Zorbalığın ancak halk devletinden doğması tabii bir şeydir o halde! En taşkın özgürlük orada olduğuna göre, en yaman, en dayanılmaz kölelik de orada olacak...Halkın başına geçen adam, çokluğun kendine kul köle olduğunu görünce yurttaşlarının kanına girmeden edemez.Onun gibilerin hoşlandığı lekeleme yolunu tutar, onu bunu suçlandırıp mahkemelere sürükler, vicdanını kirletip canlarına kıyar, ağzını, dilini hısım arkabasının kanıyla boyar, kimini sürer, kimini öldürtür, bu arada halka borçların bağışlanacağı, toprakların yeniden dağıtılacağı umudunu verir.Böyle bir adamın kaderi bellidir artık.ya düşmanlarının eliyle ölecek ya da bir zorba kurt olacaktır....İlk günler zorba, dört bir yana selamlar, gülümsemelere dağıtır, zorbanın tam tersi gibi gösterir kendini, yakınlara ve halka bol bol umutlar verir..dünyanın en cömert, en tatlı adamı gibi görünür, değil mi?...İlkin dış düşmanlarıyla uğraşır, kimiyle anlaşır, kimin yener, ama onlardan korkusu kalmayınca yeni savaşlar çıkarır ortaya, halkı hep buyruğu altında tutmak için...Hem de vergilerle fakirleşen yurttaşlar işten başkaldırmasın, kendine karşı ayaklanmasınlar diye...sonunda devleti temizler hepsinden...Evet hekimlerin başvurduğu temizlemenin tam tersi.Onlar bedende kötü ne varsa atıp, yalnız iyiyi bırakırlar, zorbaysa iyileri atıp kötüleri bırakır....Yurttaşları ne kadar kızdırırsa, bekçilerini de o ölçüde çoğaltmak, onalara güvenmek zorunda olmayacak mı?
...insan ne kadar zorbaysa o kadar da köledir.En kötü insanlara yaranmak isteyen, aşağının bayağısı, kötünün kötüsü olmaz mı?
...bilgeliğe, ruh üstünlüğüne ermeyen, beden zevklerini doyurmakla kalanlar sanki hep alçağa düşüp sonra ortaya kadar çıkar, ömürleri boyunca bu ikisi arasında mekik dokurlar.Bu sınırı aşamazlar bir türlü.

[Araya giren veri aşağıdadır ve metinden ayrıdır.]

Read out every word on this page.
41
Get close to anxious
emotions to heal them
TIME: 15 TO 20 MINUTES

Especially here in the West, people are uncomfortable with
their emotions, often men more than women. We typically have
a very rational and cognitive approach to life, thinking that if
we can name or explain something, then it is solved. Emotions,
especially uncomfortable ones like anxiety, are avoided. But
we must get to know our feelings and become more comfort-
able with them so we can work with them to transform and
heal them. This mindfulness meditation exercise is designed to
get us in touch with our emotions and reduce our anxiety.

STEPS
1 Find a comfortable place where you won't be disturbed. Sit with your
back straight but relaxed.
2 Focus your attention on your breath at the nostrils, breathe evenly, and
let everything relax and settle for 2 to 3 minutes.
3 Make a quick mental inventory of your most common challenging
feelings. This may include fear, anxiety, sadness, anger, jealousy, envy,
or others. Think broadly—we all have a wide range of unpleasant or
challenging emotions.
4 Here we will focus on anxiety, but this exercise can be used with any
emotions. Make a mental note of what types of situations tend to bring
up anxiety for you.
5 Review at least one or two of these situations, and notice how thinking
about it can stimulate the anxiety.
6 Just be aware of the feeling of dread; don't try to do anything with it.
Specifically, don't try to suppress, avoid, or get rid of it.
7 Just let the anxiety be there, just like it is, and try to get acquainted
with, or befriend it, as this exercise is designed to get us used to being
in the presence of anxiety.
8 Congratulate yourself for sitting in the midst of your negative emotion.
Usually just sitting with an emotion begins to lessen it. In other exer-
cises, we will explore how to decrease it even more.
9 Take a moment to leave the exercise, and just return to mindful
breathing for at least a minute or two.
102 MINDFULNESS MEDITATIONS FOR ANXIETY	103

..en gerçek, insana en uygun, zevklerden en uzak olan zorba, onlara en yakın olan da baş, yani kraldır.
...benzetilen şeyin gerçekten ne olduğunu bilmiyorsa, içinin düzeni bozulur.
...Homeros...ama doğrunun hatırı bir insanın hatırından daha büyüktür, düşündüğümü söylemek zorundayım....resim ve her benzetmeci sanat doğrudan uzak kalır, bilgeliğe karşı koyan yanımızla düşer kalkar, sağlam ve gerçek hiçbir şeyin ardına düşmez.